Sunlight exposure, in particular, plays a role in boosting vitamin D levels, which offers numerous benefits such as reducing blood pressure, lowering the risk of type 2 diabetes, strengthening the immune system, and enhancing energy levels.

"Even just 10 minutes outdoors can completely transform your day," suggests Rabinor. "It can be as simple as taking a walk and feeling the sand or grass beneath your feet. Ideally, if you live close to nature, take advantage of it. However, even visiting the nearest park or strolling around the block can provide some of the benefits of being outside. Whatever you can manage to fit into your schedule will be beneficial."

Consider this your reminder to take a break for yourself. Prioritizing time in nature will not only benefit your overall health but also leave you feeling better and refreshed.
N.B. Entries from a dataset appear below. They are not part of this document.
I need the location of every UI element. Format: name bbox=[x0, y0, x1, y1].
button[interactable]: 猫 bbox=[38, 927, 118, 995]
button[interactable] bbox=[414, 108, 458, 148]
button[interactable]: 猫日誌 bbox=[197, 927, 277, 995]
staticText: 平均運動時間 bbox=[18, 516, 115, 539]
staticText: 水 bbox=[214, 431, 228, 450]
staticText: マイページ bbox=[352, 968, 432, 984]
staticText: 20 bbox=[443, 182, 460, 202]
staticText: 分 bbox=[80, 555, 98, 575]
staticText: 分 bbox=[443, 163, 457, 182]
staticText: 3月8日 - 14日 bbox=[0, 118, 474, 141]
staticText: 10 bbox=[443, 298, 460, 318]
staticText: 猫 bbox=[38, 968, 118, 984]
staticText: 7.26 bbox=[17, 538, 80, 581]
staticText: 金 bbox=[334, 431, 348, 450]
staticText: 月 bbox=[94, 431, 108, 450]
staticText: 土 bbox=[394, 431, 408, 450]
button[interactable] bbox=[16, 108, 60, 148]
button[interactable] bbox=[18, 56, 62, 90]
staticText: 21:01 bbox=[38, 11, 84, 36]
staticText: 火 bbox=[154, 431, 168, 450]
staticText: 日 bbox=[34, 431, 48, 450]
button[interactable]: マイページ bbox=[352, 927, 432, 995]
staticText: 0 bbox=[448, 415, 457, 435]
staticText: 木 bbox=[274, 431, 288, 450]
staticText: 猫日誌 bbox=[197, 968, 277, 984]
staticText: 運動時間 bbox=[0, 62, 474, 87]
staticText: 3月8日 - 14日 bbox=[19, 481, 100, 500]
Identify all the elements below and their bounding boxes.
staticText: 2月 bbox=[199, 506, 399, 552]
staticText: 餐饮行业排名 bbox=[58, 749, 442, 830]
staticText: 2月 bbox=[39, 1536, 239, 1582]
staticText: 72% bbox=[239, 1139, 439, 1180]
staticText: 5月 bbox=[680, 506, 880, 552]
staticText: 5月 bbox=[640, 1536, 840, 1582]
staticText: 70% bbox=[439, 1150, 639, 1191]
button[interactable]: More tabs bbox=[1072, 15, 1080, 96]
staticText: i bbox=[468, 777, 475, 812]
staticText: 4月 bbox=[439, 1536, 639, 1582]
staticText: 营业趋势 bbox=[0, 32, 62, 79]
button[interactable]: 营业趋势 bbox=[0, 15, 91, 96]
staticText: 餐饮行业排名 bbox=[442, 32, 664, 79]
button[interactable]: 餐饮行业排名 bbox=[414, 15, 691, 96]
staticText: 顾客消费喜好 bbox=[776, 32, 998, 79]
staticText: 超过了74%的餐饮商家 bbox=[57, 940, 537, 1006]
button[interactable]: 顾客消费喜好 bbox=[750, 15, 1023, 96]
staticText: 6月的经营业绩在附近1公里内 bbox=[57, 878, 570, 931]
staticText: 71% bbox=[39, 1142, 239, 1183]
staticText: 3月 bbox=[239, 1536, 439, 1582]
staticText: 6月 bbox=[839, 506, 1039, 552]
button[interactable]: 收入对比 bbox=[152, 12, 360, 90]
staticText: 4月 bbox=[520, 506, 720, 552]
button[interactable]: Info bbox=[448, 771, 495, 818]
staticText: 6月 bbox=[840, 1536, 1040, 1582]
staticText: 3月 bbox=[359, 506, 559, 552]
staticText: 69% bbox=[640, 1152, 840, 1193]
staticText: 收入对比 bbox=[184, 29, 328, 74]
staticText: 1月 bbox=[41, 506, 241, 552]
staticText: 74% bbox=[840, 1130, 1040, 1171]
4. Seek out therapy or support groups

Having a confidant, especially an expert in the field, can be highly beneficial for discussing worries and emotions during pregnancy. Platforms like BetterHelp and Talkspace offer the opportunity to communicate with licensed professionals via text or video at almost any time.

"Joining a support group can also be incredibly helpful for connecting with others who are going through a similar experience," suggests Dr. Kaeni.

Online platforms like Conceive and Peanut provide virtual connections with individuals who are trying to conceive or are pregnant, offering opportunities to share similar experiences. It's also worth reaching out to your circle of friends to share real-time experiences.

Evidence-based therapies such as eye movement desensitization and reprocessing (EMDR), interpersonal psychotherapy (IPT), cognitive behavioral therapy (CBT), and even walking and talking therapy can be highly effective and grounding.

Rabinor explains, "EMDR is an evidence-based psychotherapy approach that has been researched and used for over 20 years to alleviate emotional distress and anxiety, particularly for individuals with past trauma." Similarly, IPT, CBT, and walking and talking therapy are research-supported methods for reducing anxiety.

"Therapy is a personalized experience, and the effectiveness depends on the individual," advises Rabinor. "I recommend trying out different approaches to see which one resonates with you the most."

5. Rely on Your Partner and Friends

Partners and a strong support system play a crucial role during pregnancy.

"Having a partner or friend who offers support and validates your feelings can be incredibly comforting," says Dr. Kaeni.

Knowing that you're not alone can immediately alleviate stress. Your partner can also help identify when you're slipping into anxious thinking and remind you of the tools you have to prevent it from escalating. Lean on them for encouragement and reassurance throughout your journey.